Using lambdas, we can improve our calculate function. Instead of hard coding the available operations within the function, we pass a dict with lambda functions as values. This allows us to easily add new operations later:

def calculate(a, b, op, ops={}):
    # Get operation from dict and define noop for non-existing key
    operation = ops.get(op, lambda a, b: None)
    return operation(a, b)
# Define operations
operations = {
    '+': lambda a, b: a + b,
    '-': lambda a, b: a - b,
}
# Let's test
a, b, = 42, 51
assert calculate(a, b, '+', operations) == a + b
assert calculate(a, b, '-', operations) == a - b
# Non-existing key handled gracefully
assert calculate(a, b, '**', operations) == None
# Add a new operation
operations['**'] = lambda a, b: a** b
assert calculate(a, b, '**', operations) == a** b

Higher-order functions in Python

Lambdas are often used in connection with higher-order functions like map() and filter(). This allows the elements of an iterable to be transformed without using loops. The map() function takes a function and an iterable as parameters and executes the function for each element of the iterable. Let’s consider the problem of generating square numbers again:

nums = [3, 5, 7]
squares = map(lambda x: x ** 2, nums)
assert list(squares) == [9, 25, 49]

The filter() function can be used to filter the elements of an iterable. We can extend our example so that only even square numbers are generated:

nums = [1, 2, 3, 4]
squares = list(map(lambda num: num ** 2, nums))
even_squares = filter(lambda square: square % 2 == 0, squares)
assert list(even_squares) == [4, 16]

Iterables, comprehensions and generators

Iterables are a core concept of Python. An iterable is an abstraction over collections whose elements can be output individually.

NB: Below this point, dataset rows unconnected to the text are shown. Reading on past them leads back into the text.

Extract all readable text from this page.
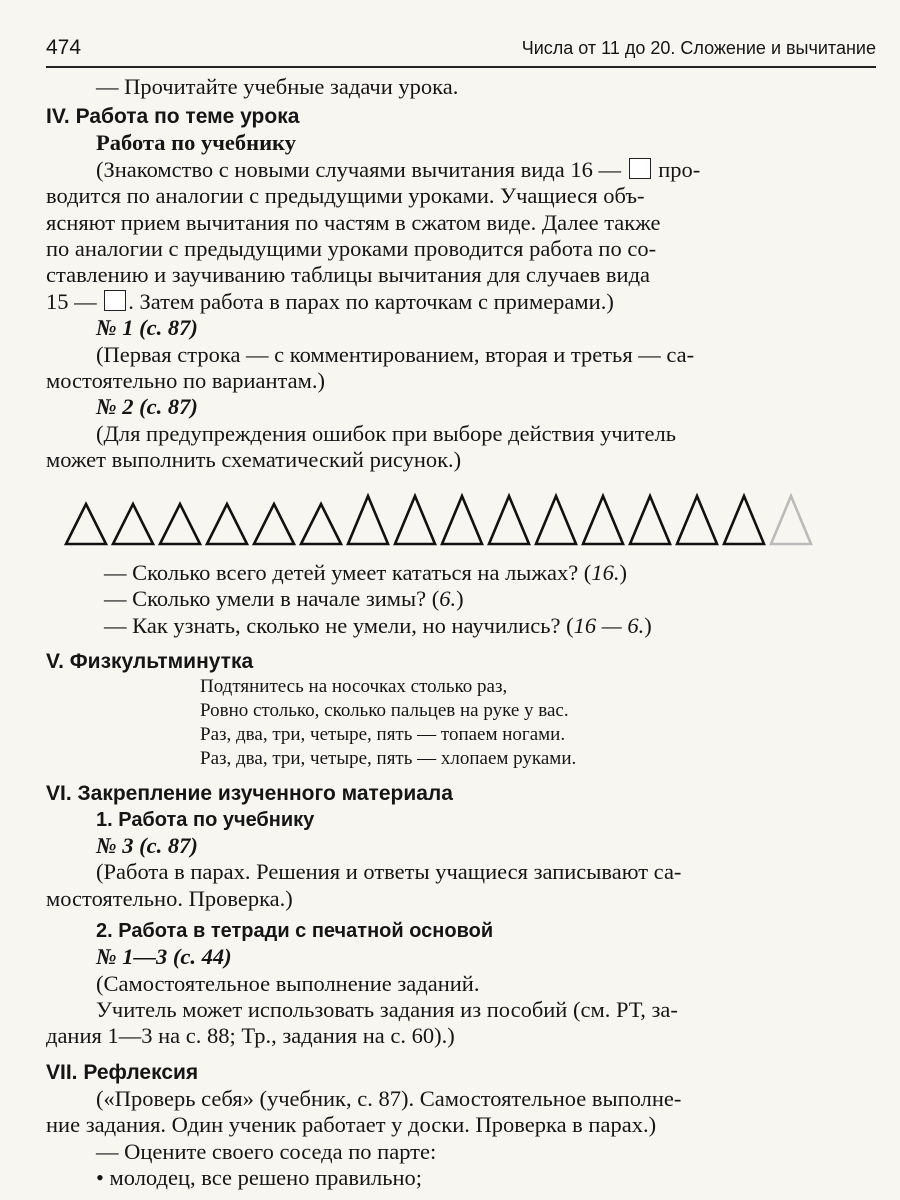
474	Числа от 11 до 20. Сложение и вычитание

— Прочитайте учебные задачи урока.

IV. Работа по теме урока
Работа по учебнику

(Знакомство с новыми случаями вычитания вида 16 — про-

водится по аналогии с предыдущими уроками. Учащиеся объ-

ясняют прием вычитания по частям в сжатом виде. Далее также

по аналогии с предыдущими уроками проводится работа по со-

ставлению и заучиванию таблицы вычитания для случаев вида

15 — . Затем работа в парах по карточкам с примерами.)

№ 1 (с. 87)

(Первая строка — с комментированием, вторая и третья — са-

мостоятельно по вариантам.)

№ 2 (с. 87)

(Для предупреждения ошибок при выборе действия учитель

может выполнить схематический рисунок.)

— Сколько всего детей умеет кататься на лыжах? (16.)

— Сколько умели в начале зимы? (6.)

— Как узнать, сколько не умели, но научились? (16 — 6.)

V. Физкультминутка

Подтянитесь на носочках столько раз,

Ровно столько, сколько пальцев на руке у вас.

Раз, два, три, четыре, пять — топаем ногами.

Раз, два, три, четыре, пять — хлопаем руками.

VI. Закрепление изученного материала
1. Работа по учебнику

№ 3 (с. 87)

(Работа в парах. Решения и ответы учащиеся записывают са-

мостоятельно. Проверка.)

2. Работа в тетради с печатной основой

№ 1—3 (с. 44)

(Самостоятельное выполнение заданий.

Учитель может использовать задания из пособий (см. РТ, за-

дания 1—3 на с. 88; Тр., задания на с. 60).)

VII. Рефлексия

(«Проверь себя» (учебник, с. 87). Самостоятельное выполне-

ние задания. Один ученик работает у доски. Проверка в парах.)

— Оцените своего соседа по парте:

• молодец, все решено правильно;
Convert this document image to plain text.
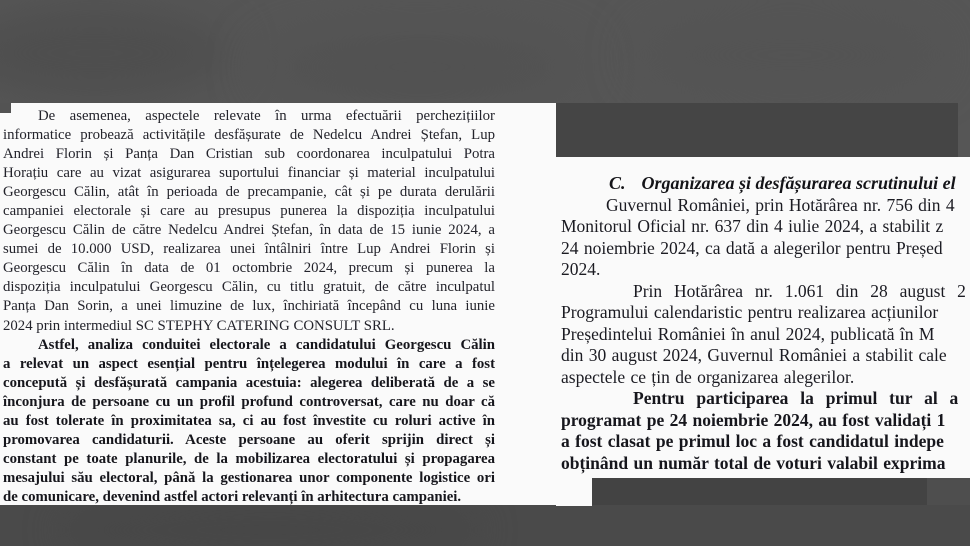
De asemenea, aspectele relevate în urma efectuării perchezițiilor
informatice probează activitățile desfășurate de Nedelcu Andrei Ștefan, Lup
Andrei Florin și Panța Dan Cristian sub coordonarea inculpatului Potra
Horațiu care au vizat asigurarea suportului financiar și material inculpatului
Georgescu Călin, atât în perioada de precampanie, cât și pe durata derulării
campaniei electorale și care au presupus punerea la dispoziția inculpatului
Georgescu Călin de către Nedelcu Andrei Ștefan, în data de 15 iunie 2024, a
sumei de 10.000 USD, realizarea unei întâlniri între Lup Andrei Florin și
Georgescu Călin în data de 01 octombrie 2024, precum și punerea la
dispoziția inculpatului Georgescu Călin, cu titlu gratuit, de către inculpatul
Panța Dan Sorin, a unei limuzine de lux, închiriată începând cu luna iunie
2024 prin intermediul SC STEPHY CATERING CONSULT SRL.
Astfel, analiza conduitei electorale a candidatului Georgescu Călin
a relevat un aspect esențial pentru înțelegerea modului în care a fost
concepută și desfășurată campania acestuia: alegerea deliberată de a se
înconjura de persoane cu un profil profund controversat, care nu doar că
au fost tolerate în proximitatea sa, ci au fost învestite cu roluri active în
promovarea candidaturii. Aceste persoane au oferit sprijin direct și
constant pe toate planurile, de la mobilizarea electoratului și propagarea
mesajului său electoral, până la gestionarea unor componente logistice ori
de comunicare, devenind astfel actori relevanți în arhitectura campaniei.
C. Organizarea și desfășurarea scrutinului el
Guvernul României, prin Hotărârea nr. 756 din 4
Monitorul Oficial nr. 637 din 4 iulie 2024, a stabilit z
24 noiembrie 2024, ca dată a alegerilor pentru Președ
2024.
Prin Hotărârea nr. 1.061 din 28 august 2
Programului calendaristic pentru realizarea acțiunilor
Președintelui României în anul 2024, publicată în M
din 30 august 2024, Guvernul României a stabilit cale
aspectele ce țin de organizarea alegerilor.
Pentru participarea la primul tur al a
programat pe 24 noiembrie 2024, au fost validați 1
a fost clasat pe primul loc a fost candidatul indepe
obținând un număr total de voturi valabil exprima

These include strings, tuples, lists and dicts, all of which follow the same rules. The scope of an iterable can be queried with the len() function:

name = 'Walter White'
assert len(name) == 12
people = ['Jim', 'Jack', 'John']
assert len(people) == 3

Building upon iterables, comprehensions are used. These are well suited for functional programming and have largely replaced the use of lambdas with map() and filter().

# List comprehension to create first ten squares
squares = [num ** 2 for num in range(10)]

Lazy evaluation, which is common in purely functional languages, can be implemented in Python with generators. This means that data is only generated when it is accessed. This can save a lot of memory. Below is an example with a generator expression that calculates each square number on access:

# Generator expression to create first ten squares
squares = (num ** 2 for num in range(10))

The yield statement can be used to implement lazy functions in Python. Now, we’ll write a function that returns the positive numbers up to a given limit:

def N(limit):
    n = 1
    while n <= limit:
        yield n
        n += 1

What alternatives are there to Python for functional programming?

Functional programming has been popular for a while and has established itself as a major counterforce to object-oriented programming. The combination of immutable data structures with pure functions leads to code that can be easily parallelized. Functional programming is particularly useful for the transformation of data into data pipelines.

Purely functional languages with strong type systems such as Haskell or the Lisp dialect Clojure are solid options. JavaScript is also considered a functional language at its core. With TypeScript, a modern alternative with strong typing has been made available.